Cependant les traits communs à tous les pôles de compétitivité seront l’innovation et la visibilité internationale. Cet «outil de développement industriel des territoires» est présenté comme le dispositif d’une nouvelle stratégie nationale dont l’objectif est de lutter efficacement contre les délocalisations.
En effet, «malgré de nombreux rapports récents (2) qui témoignent d’une industrie consistante et compétitive en ce début de siècle(3)», force est de constater que l’industrie Française subit des mutations importantes et continues depuis trente ans. Les délocalisations sont un phénomène plus récent qui connaît une accélération depuis les dix dernières années sous la poussée de la mondialisation des échanges et de la concurrence internationale, puis de la pression des capitaux sur les coûts au détriment de l’emploi et de la création de richesses locales. Ainsi, ce sont en Ile de France 5 000 emplois industriels perdus en moyenne par trimestre, soit 50 000 en deux ans et demi ! Or l’industrie représente 85 % des exportations françaises. Cet enjeu majeur semble être pris en compte dans le rapportdu CIAT qui motive son projet de pôle de compétitivité par «le caractère structurant de l’industrie française et son effet d’entraînement sur l’ensemble de l’économie nationale».

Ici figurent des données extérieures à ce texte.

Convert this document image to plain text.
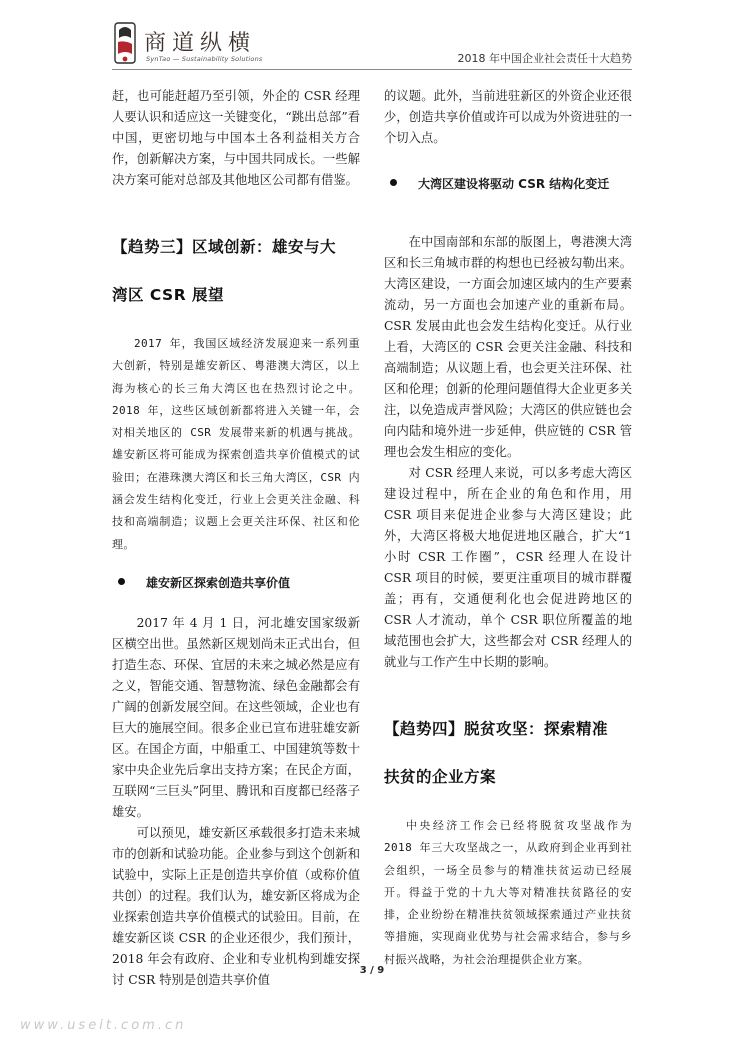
商道纵横
SynTao — Sustainability Solutions	2018 年中国企业社会责任十大趋势

赶，也可能赶超乃至引领，外企的 CSR 经理人要认识和适应这一关键变化，“跳出总部”看中国，更密切地与中国本土各利益相关方合作，创新解决方案，与中国共同成长。一些解决方案可能对总部及其他地区公司都有借鉴。

【趋势三】区域创新：雄安与大

湾区 CSR 展望

2017 年，我国区域经济发展迎来一系列重大创新，特别是雄安新区、粤港澳大湾区，以上海为核心的长三角大湾区也在热烈讨论之中。2018 年，这些区域创新都将进入关键一年，会对相关地区的 CSR 发展带来新的机遇与挑战。雄安新区将可能成为探索创造共享价值模式的试验田；在港珠澳大湾区和长三角大湾区，CSR 内涵会发生结构化变迁，行业上会更关注金融、科技和高端制造；议题上会更关注环保、社区和伦理。

雄安新区探索创造共享价值

2017 年 4 月 1 日，河北雄安国家级新区横空出世。虽然新区规划尚未正式出台，但打造生态、环保、宜居的未来之城必然是应有之义，智能交通、智慧物流、绿色金融都会有广阔的创新发展空间。在这些领域，企业也有巨大的施展空间。很多企业已宣布进驻雄安新区。在国企方面，中船重工、中国建筑等数十家中央企业先后拿出支持方案；在民企方面，互联网“三巨头”阿里、腾讯和百度都已经落子雄安。

可以预见，雄安新区承载很多打造未来城市的创新和试验功能。企业参与到这个创新和试验中，实际上正是创造共享价值（或称价值共创）的过程。我们认为，雄安新区将成为企业探索创造共享价值模式的试验田。目前，在雄安新区谈 CSR 的企业还很少，我们预计，2018 年会有政府、企业和专业机构到雄安探讨 CSR 特别是创造共享价值

的议题。此外，当前进驻新区的外资企业还很少，创造共享价值或许可以成为外资进驻的一个切入点。

大湾区建设将驱动 CSR 结构化变迁

在中国南部和东部的版图上，粤港澳大湾区和长三角城市群的构想也已经被勾勒出来。大湾区建设，一方面会加速区域内的生产要素流动，另一方面也会加速产业的重新布局。CSR 发展由此也会发生结构化变迁。从行业上看，大湾区的 CSR 会更关注金融、科技和高端制造；从议题上看，也会更关注环保、社区和伦理；创新的伦理问题值得大企业更多关注，以免造成声誉风险；大湾区的供应链也会向内陆和境外进一步延伸，供应链的 CSR 管理也会发生相应的变化。

对 CSR 经理人来说，可以多考虑大湾区建设过程中，所在企业的角色和作用，用 CSR 项目来促进企业参与大湾区建设；此外，大湾区将极大地促进地区融合，扩大“1 小时 CSR 工作圈”，CSR 经理人在设计 CSR 项目的时候，要更注重项目的城市群覆盖；再有，交通便利化也会促进跨地区的 CSR 人才流动，单个 CSR 职位所覆盖的地域范围也会扩大，这些都会对 CSR 经理人的就业与工作产生中长期的影响。

【趋势四】脱贫攻坚：探索精准

扶贫的企业方案

中央经济工作会已经将脱贫攻坚战作为 2018 年三大攻坚战之一，从政府到企业再到社会组织，一场全员参与的精准扶贫运动已经展开。得益于党的十九大等对精准扶贫路径的安排，企业纷纷在精准扶贫领域探索通过产业扶贫等措施，实现商业优势与社会需求结合，参与乡村振兴战略，为社会治理提供企业方案。

3 / 9
www.useit.com.cn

Au-delà des intentions, une réalité s’impose
Cette politique nationale présentée aux médias comme une initiative gouvernementale propre à lutter contre les délocalisations, est en fait un dispositif de la politique communautaire qui «répond aux objectifs de compétitivité fixés par les sommets européens de Lisbonne et Göteberg».
L’ articulation de ces pôles notamment avec le Programme Cadre de recherche et développement et la politique Régionale Européenne sera systématiquement recherchée. Ainsi, quelles marges de manœuvres peut avoir le Gouvernement Français dans une logique européenne qui se fonde sur «le respect du principe d’une économie de marché où la concurrence est libre et non faussée (4) c’est à dire hautement compétitive» ?
C’est en effet au cœur même de cette réflexion qu’il faut rechercher la cohérence du dispositif. Or, nous allons le voir, l’ensemble des outils financiers et institutionnels, affectés à cette nouvelle disposition, concourent à poursuivre une politique d’Aménagement du Territoire constante quel que soit le gouvernement, fondée sur la concentration des richesses et des moyens autour d’activités à forte valeur ajoutée sur des territoire rendus attractifs au détriment de leur périphérie. Cette conception de l’aménagement et du développement économique qui aiguise la concurrence entre territoires, en créant des zones de pauvreté, accentue la fracture sociale et économique. C’est dans ces termes que des actions avaient été menées dès 1990 à l’occasion des Commission de Concertation mises en place dans le cadre de la Révision du SDAU. (5)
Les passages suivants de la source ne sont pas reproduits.